01 September 2025

Der andere Blick - Jugend ist in der Politik kein Wert an sich (NZZ)

Der andere Blick
Für Habeck rückt eine 25-Jährige nach: Jugend ist in der Politik kein Wert an sich (NZZ)
von Oliver Maksan, 01.09.2025, 3 Min
Robert Habeck geht, Mayra Vriesema kommt. Die Studentin übernimmt an diesem Montag das Bundestagsmandat des ehemaligen grünen Vizekanzlers. Sie ist seit Jahren in der Politik aktiv. Doch genau das ist das Problem.
Der Deutsche Bundestag wird an diesem Montag ein wenig jünger. Die erst 25-jährige Studentin Mayra Vriesema rückt nämlich über einen Listenplatz für den Mittfünfziger Robert Habeck nach, der kürzlich beleidigt auf sein Mandat verzichtet hat und den es jetzt ins Ausland zieht.
Aus Habecks Sicht ist das nur konsequent. Die Deutschen haben das politische «Angebot», das er ihnen als Kanzlerkandidat der Grünen gemacht hatte, schliesslich abzulehnen gewagt. Jetzt lehnt er es eben ab, sie zu vertreten.
Mit 25 schon Politikveteranin
Diese Aufgabe fällt jetzt Vriesema zu. Dabei gibt es mit Abgeordneten wie ihr ein grundsätzliches Problem. Sie sind zwar sehr bewandert im parteipolitischen Handwerk, haben aber sonst kaum Lebens-, geschweige denn Berufserfahrung.
So ist es auch mit Vriesema. Seit Jahren schon ist die junge Politikveteranin in der Landespolitik von Schleswig-Holstein aktiv. Als stellvertretende Landesvorsitzende der Grünen hat sie dort den Koalitionsvertrag mit der CDU ausgehandelt. Sie verantwortete das Kapitel Wohnen. Dem unbestreitbaren Mangel an bezahlbarem Wohnraum will sie nach eigenem Bekunden auch im Bundestag abhelfen.
Entfremdung zwischen Volk und Vertretern
Den Bundestag kennt sie schon jetzt bestens. Seit drei Jahren bereits arbeitet sie dort schließlich für eine grüne Abgeordnete. Viel Politikerfahrung also für eine junge Frau.
Doch solche Karrieren, die von der Parteijugend und der Landespolitik nahtlos in den Bundestag führen, dienen dem Vertrauen der Bürger in das Parlament eher nicht.
Schliesslich driften die Lebens- und Erfahrungswelten des Volkes und seiner Vertreter so immer weiter auseinander. Wer kein Leben ausserhalb der Politik kennt (und aufgrund seiner jungen Jahre auch nicht kennen kann), bringt ein prinzipielles Manko mit, das auch durch enge Bürgerkontakte nicht auszugleichen ist.

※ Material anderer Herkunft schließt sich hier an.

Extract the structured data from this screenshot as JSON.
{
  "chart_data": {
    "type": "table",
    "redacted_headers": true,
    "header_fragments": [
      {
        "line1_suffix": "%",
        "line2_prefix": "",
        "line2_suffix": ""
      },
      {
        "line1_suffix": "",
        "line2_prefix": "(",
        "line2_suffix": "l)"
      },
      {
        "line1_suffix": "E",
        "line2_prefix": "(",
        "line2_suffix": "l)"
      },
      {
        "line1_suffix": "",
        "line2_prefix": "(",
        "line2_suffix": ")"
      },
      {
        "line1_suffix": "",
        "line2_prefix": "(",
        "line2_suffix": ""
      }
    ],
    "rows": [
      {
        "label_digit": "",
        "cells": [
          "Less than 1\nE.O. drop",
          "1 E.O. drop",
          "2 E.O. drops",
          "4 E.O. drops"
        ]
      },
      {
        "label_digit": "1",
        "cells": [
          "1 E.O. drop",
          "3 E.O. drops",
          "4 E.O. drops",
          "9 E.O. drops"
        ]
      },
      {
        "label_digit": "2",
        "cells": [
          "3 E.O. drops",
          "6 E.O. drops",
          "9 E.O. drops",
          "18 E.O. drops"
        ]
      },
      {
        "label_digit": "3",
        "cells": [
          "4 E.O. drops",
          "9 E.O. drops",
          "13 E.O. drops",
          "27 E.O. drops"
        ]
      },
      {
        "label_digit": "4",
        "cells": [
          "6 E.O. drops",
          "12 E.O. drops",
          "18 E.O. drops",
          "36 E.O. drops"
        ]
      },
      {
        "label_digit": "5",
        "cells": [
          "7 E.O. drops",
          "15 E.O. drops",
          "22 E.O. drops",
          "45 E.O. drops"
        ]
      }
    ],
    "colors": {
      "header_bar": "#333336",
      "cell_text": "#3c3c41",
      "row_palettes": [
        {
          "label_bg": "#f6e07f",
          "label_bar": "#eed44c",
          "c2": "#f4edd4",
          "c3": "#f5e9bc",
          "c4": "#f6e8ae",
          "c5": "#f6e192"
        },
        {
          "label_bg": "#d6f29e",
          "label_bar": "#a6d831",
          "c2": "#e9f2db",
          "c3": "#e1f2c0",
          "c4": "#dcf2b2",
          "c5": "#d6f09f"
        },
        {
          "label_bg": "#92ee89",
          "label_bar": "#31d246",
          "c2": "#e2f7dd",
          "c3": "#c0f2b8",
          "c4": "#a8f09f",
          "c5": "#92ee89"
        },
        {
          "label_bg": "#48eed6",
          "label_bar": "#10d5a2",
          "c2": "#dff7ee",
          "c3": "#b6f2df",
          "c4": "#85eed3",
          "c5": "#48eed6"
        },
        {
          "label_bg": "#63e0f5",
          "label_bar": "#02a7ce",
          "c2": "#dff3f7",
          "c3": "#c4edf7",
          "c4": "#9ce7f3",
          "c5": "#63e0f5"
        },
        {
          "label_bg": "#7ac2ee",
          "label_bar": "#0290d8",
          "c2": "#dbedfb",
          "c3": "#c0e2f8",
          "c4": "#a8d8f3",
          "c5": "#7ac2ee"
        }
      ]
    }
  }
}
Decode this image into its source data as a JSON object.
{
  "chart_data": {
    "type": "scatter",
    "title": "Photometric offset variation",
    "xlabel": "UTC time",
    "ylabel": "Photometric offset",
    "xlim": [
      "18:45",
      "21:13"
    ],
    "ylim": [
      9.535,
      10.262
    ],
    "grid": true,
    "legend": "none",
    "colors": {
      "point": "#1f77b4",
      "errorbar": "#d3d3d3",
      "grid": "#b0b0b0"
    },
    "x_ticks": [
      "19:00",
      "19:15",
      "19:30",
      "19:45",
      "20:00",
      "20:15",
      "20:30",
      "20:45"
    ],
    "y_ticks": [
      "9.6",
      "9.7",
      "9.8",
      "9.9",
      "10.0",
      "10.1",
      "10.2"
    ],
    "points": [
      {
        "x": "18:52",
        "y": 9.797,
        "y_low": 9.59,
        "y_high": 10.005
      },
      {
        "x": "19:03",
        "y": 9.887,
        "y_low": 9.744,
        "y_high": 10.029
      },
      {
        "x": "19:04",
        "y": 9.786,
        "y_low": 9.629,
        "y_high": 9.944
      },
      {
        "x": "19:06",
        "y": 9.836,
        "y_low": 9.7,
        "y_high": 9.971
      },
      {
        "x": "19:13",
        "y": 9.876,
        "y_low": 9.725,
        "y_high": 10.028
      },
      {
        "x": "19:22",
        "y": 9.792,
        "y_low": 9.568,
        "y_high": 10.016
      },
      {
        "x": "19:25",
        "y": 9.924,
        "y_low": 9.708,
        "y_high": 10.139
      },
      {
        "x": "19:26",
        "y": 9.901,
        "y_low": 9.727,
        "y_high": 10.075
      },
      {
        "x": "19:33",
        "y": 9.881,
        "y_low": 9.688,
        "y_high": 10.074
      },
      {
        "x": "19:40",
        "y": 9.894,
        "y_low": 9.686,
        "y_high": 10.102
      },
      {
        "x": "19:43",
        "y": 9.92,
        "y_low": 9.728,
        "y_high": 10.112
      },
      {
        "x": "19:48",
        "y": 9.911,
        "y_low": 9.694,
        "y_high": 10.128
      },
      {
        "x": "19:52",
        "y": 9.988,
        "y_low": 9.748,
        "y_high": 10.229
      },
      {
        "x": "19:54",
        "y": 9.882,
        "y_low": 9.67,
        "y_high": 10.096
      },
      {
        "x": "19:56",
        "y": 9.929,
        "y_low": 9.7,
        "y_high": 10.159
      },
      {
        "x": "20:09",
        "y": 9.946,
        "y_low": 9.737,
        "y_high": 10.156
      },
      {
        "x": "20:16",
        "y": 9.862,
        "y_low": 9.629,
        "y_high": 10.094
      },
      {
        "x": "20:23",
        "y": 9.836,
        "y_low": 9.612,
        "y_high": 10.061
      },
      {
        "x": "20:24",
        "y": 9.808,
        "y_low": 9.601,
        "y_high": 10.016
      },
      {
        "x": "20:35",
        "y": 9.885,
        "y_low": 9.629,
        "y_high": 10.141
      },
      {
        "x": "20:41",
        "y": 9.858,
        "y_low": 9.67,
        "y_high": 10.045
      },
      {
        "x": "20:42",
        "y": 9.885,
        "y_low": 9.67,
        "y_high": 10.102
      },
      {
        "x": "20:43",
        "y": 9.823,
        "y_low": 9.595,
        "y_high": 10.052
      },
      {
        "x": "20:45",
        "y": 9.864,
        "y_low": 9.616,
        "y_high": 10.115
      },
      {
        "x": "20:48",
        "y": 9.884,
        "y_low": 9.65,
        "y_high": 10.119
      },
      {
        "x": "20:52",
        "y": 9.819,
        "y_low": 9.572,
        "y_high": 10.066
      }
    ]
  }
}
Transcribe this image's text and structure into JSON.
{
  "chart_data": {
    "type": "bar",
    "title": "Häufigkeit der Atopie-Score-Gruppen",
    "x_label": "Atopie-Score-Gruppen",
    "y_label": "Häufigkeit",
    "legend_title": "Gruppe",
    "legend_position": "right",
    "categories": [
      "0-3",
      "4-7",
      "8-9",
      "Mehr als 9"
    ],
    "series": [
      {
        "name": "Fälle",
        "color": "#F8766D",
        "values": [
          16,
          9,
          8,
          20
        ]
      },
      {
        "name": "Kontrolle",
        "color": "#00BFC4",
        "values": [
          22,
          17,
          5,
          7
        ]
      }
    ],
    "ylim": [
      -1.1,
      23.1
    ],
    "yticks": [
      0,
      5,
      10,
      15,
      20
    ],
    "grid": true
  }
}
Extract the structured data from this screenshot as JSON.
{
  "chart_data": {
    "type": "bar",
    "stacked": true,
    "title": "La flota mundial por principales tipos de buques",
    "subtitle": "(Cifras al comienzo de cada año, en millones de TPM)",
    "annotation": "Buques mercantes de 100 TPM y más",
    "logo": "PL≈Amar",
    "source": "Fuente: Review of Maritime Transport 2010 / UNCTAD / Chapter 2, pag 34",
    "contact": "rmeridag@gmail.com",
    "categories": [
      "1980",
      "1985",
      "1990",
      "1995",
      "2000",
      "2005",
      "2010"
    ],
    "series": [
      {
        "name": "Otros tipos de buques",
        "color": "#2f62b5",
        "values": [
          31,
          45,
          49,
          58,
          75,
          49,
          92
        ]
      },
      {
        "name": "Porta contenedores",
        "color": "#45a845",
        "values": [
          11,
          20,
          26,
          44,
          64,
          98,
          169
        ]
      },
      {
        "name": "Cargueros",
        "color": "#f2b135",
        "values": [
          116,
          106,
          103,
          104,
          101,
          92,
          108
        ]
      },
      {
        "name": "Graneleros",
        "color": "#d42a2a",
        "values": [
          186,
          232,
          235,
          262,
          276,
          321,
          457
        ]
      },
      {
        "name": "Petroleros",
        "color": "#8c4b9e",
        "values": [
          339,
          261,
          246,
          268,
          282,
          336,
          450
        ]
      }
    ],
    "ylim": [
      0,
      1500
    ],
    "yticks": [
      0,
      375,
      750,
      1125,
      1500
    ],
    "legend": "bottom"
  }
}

Problematisch ist aber neben der Selbstverkastung von Berufspolitikern auch, wenn Jugend in der Politik zum Wert an sich erklärt wird. Das hat sich besonders in der vergangenen Legislaturperiode gezeigt. Gerade links der Mitte, bei Linkspartei, Sozialdemokraten und Grünen, rückten reihenweise junge und sehr junge Abgeordnete nach.

Ihre Parteien feierten das. Der mittlerweile verstorbene Bundestagspräsident Wolfgang Schäuble musste seine jungen Kollegen zu Recht daran erinnern, dass sie nicht nur ihre Altersgenossen, sondern das ganze Volk vertreten.

Emilia Fester agierte wie eine Aktivistin

Gefruchtet hat das nicht überall. Die Grüne Emilia Fester etwa, bei ihrem Einzug 2021 jüngstes Parlamentsmitglied, versah ihr Abgeordnetenmandat wie eine lupenreine Aktivistin. Dass die mittlerweile 27-Jährige sich nach ihrem verpassten Wiedereinzug ins Parlament künftig für Sea-Eye engagieren will, passt da ins Bild. Bei der NGO handelt es sich schliesslich weniger um eine Seenotrettungs- als um eine Schlepperorganisation.

Natürlich kann niemand den Parteien und Bürgern verbieten, junge und sehr junge Kandidaten zu nominieren und zu wählen. Und ohne Frage spielen mit Klimawandel, Rente und Zukunft des deutschen Wirtschaftsmodells Nachhaltigkeitsfragen eine so grosse Rolle wie vielleicht noch nie in der Geschichte der Bundesrepublik. Dass diese naturgemäss junge Menschen stärker als ältere betreffen, liegt auf der Hand. Und vielleicht entpuppt sich Habecks Nachrückerin Vriesema als Gewinn für das deutsche Parlament.

Ausschlaggebend sollte Jugend aber für ein politisches Amt künftig nicht mehr sein. Dafür sind die Zeiten zu ernst.